Lima tahun yang lalu, ketika saya masih duduk di bangku perkuliahan Semester V, saya mencoba untuk mengaktualisasikan diri melalui dunia blog. Namun itu hanya menjadi euforia singkat tatkala hanya ada 1 atau 2 artikel yang dapat saya unggah.
Kini, berkat keisengan saya mengikuti sayembara penulisan dalam rangka HUT Perkantas ke-44, tak dinyana saya dianugerahi juara 1. Sungguh di luar ekspektasi saya, karena sejatinya motivasi saya mengikuti lomba itu hanyalah supaya tulisan tersebut dibaca oleh kaum akademisi yang melayani di lingkungan Perkantas dan mereka memahami pergumulan di dunia bea cukai. Terima kasih kepada Tuhan dan kawan editor yang menolong saya belajar menulis. Pencapaian inilah yang membuat saya termotivasi kembali untuk menggeluti dunia blogger, dengan dorongan dari rekan pelayanan untuk menjadikan menulis sebagai passion.
Berikut ini karya pertama saya yang dimuat di media berskala nasional. Semoga menjadi berkat..
Mimpi
Pemungut Cukai bagi Negeri
“Kerja di
mana lo sekarang?”|
”Di Priok,
Bro, Bea Cukai”|
”Waaah,
tajir lo! Kalau ada gadget murah,
kabari ya, Bro!”|
”Yailaaahhh.…”
Percakapan tersebut tak jarang Penulis alami selepas menyelesaikan
pendidikan Program Diploma III Kepabeanan dan Cukai di Sekolah Tinggi Akuntansi
Negara (STAN). Beberapa teman SMA bahkan teman pelayanan yang baru Penulis
kenal di Jakarta, setelah mendengar di mana Penulis bekerja, ada 2 (dua) hal
yang paling sering terlintas di pikiran mereka yaitu KAYA dan BM (Barang Murah/Black Market). Bagaimana dengan Pembaca
sendiri? Apa yang Pembaca pikirkan apabila mendengar kata “Bea Cukai”?
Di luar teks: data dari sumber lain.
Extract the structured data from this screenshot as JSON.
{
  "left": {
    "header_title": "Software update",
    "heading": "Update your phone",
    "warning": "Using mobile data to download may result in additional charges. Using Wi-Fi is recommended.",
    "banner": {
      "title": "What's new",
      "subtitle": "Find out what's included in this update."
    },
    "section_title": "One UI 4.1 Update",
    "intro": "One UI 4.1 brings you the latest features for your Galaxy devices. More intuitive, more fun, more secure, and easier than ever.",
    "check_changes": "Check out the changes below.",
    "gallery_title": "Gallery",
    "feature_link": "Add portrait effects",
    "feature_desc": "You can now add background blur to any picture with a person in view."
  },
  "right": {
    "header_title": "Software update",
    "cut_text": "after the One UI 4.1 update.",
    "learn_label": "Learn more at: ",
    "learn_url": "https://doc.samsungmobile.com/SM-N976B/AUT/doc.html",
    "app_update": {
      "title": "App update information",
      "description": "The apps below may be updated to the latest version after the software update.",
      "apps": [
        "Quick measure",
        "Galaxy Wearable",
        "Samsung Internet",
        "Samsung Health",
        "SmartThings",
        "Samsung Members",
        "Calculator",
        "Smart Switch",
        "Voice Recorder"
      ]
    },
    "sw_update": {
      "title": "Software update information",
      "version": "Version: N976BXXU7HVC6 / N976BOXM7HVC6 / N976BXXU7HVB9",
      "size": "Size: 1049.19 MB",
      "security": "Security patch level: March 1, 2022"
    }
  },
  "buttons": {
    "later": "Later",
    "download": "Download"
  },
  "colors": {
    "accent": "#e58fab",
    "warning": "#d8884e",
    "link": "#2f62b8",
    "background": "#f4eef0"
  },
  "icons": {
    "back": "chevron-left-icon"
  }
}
Bea Cukai berasal dari 2 (dua) kata, yaitu “Kepabeanan” dan
“Cukai”. Kepabeanan adalah segala sesuatu yang berhubungan dengan pengawasan
lalu lintas barang yang masuk atau keluar daerah pabean serta pemungutan Bea
Masuk (Barang Impor) dan Bea Keluar (Barang Ekspor). Sedangkan Cukai adalah
pungutan negara terhadap barang-barang tertentu yang mempunyai karakteristik:
jumlah konsumsinya perlu dikendalikan; peredarannya perlu diawasi; pemakaiannya
dapat menimbulkan dampak negatif; atau pemakaiannya perlu pembebanan pungutan
negara demi keadilan (misalnya: hasil
tembakau, minuman beralkohol dengan kadar tertentu, dan etil alkohol).
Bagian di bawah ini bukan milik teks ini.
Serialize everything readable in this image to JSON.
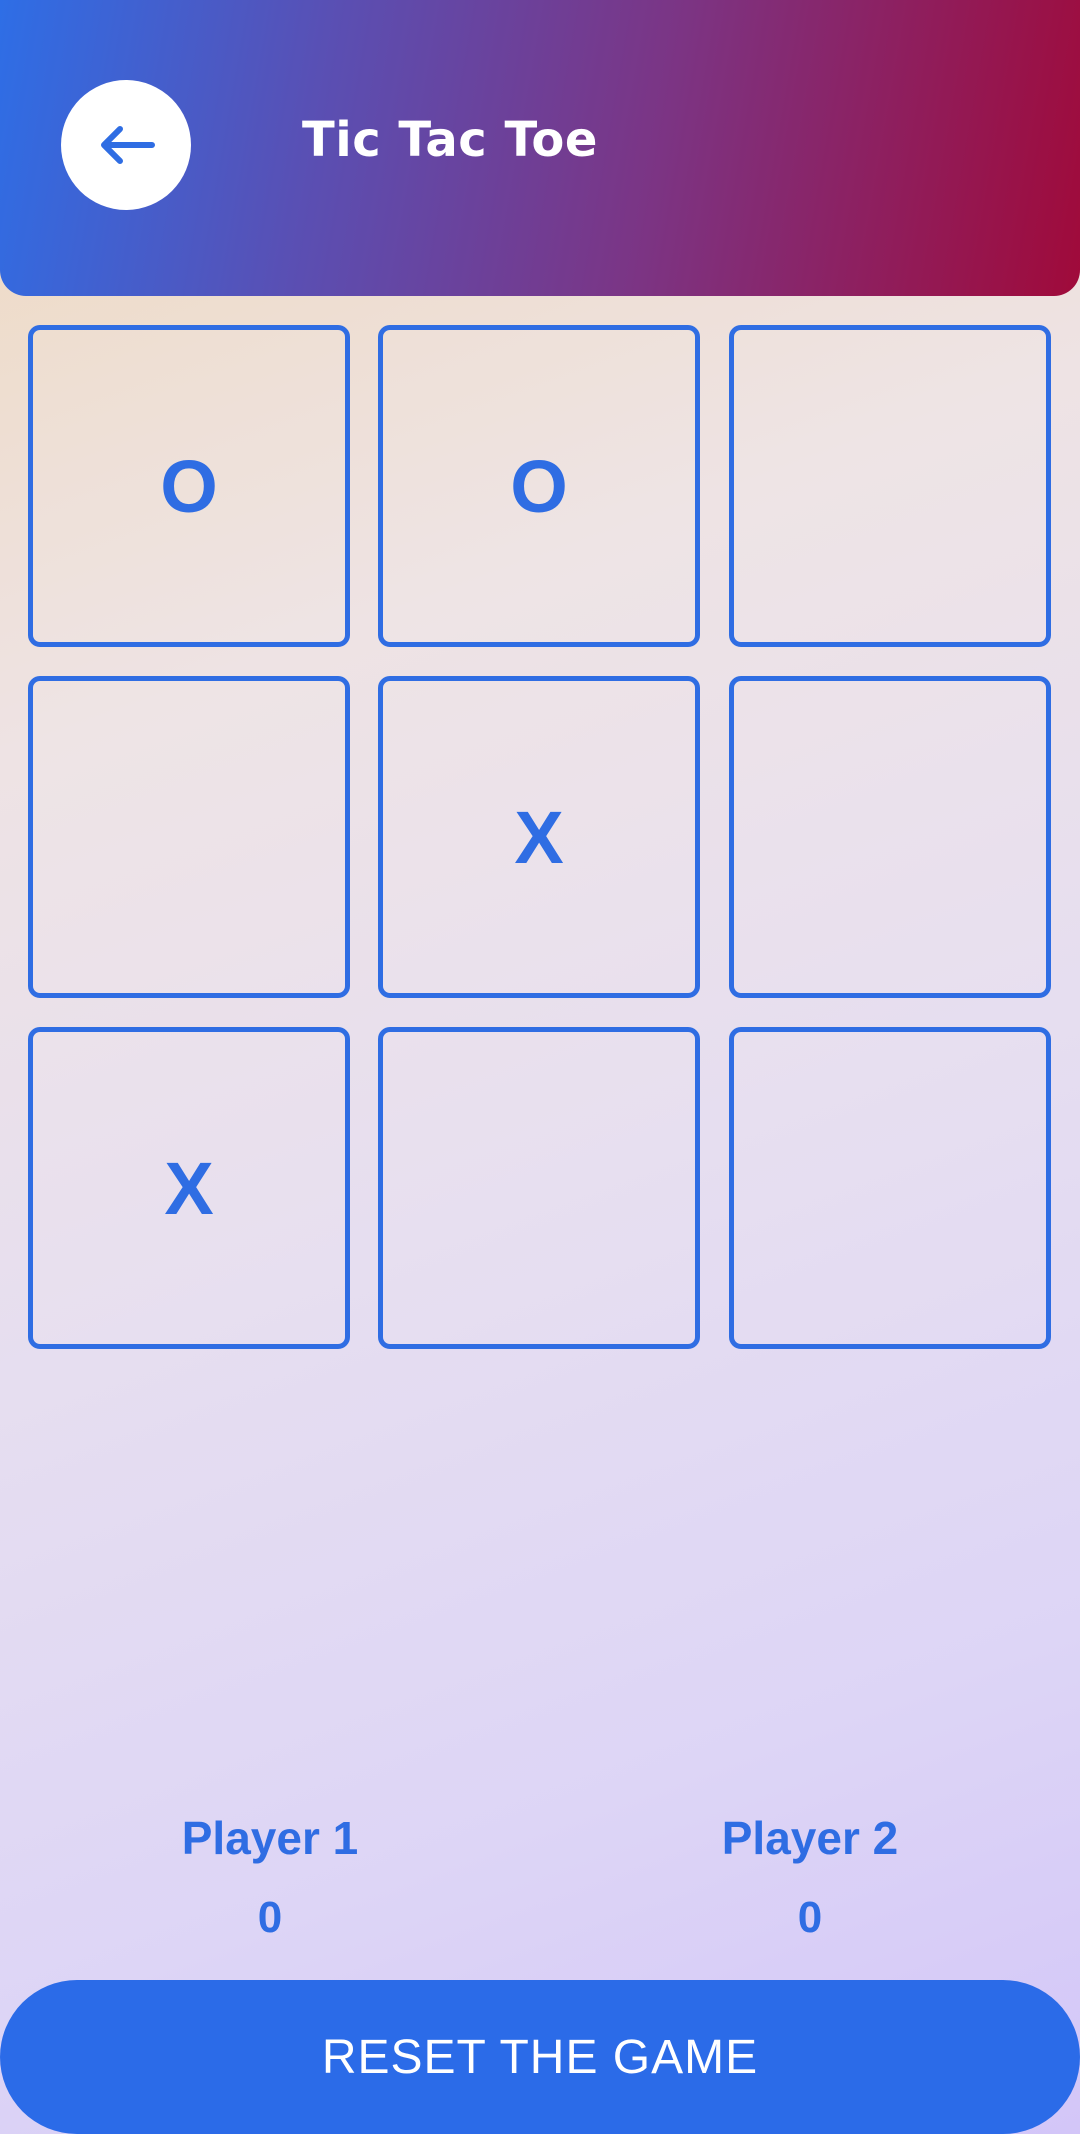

Direktorat Jenderal Bea dan
Cukai (DJBC) memiliki tugas dan fungsi sebagai Revenue Collector (Pemungut penerimaan negara), Community Protector (Pelindung industri
dalam negeri), Trade Facilitator
(Fasilitator perdagangan internasional), Industrial
Assistance (Pendukung perdagangan dalam negeri); dan Border Management (Pengawas lalu lintas perbatasan). Kelima tugas
tersebut mencakup aspek pelayanan dan pengawasan yang menjadi dilema bagi
setiap pejabat pengambil keputusan di DJBC, di mana masyarakat menuntut
pelayanan kepabeanan secepat mungkin dan di sisi lain pemerintah tidak
mengharapkan masuknya barang ilegal. Kompleksitas tugas ini membuat peran
setiap pegawai bea cukai menjadi vital bagi aspek keamanan dan keuangan
Indonesia. Sebagai gambaran, data penerimaan bersih DJBC tahun 2014 sebesar Rp
358.624.319.767.373,- mampu dikumpulkan oleh seluruh pegawai bea cukai dari
Sabang sampai Merauke yang berjumlah sekitar 13.500 orang. Rasio kontribusi
tiap pegawai adalah sekitar Rp 27 Milyar per tahun, yang disetorkan untuk
penerimaan negara. Sungguh pencapaian yang fantastis!
Lalu
apa kata Alkitab tentang bea cukai? Kemungkinan besar kita akan langsung
teringat pada kisah pemanggilan Lewi oleh
Yesus untuk menjadi murid-Nya (Markus 2:13-17), kisah pertemuan Yesus dengan Zakheus (Lukas 19:1-10), serta perumpamaan tentang orang Farisi dan pemungut cukai (Lukas 18:9-14). Pemungut
cukai merupakan salah satu jenis pekerjaan di masyarakat Yahudi waktu itu yang
dipandang buruk bahkan dibenci oleh masyarakat Yahudi di sekitar mereka.
Alasannya setidaknya ada tiga: pemungut cukai dinilai memberatkan rakyat;
mereka menarik pajak untuk pemerintah Romawi yang dianggap musuh oleh rakyat;
dan cara yang mereka gunakan sangat kejam serta cenderung korup.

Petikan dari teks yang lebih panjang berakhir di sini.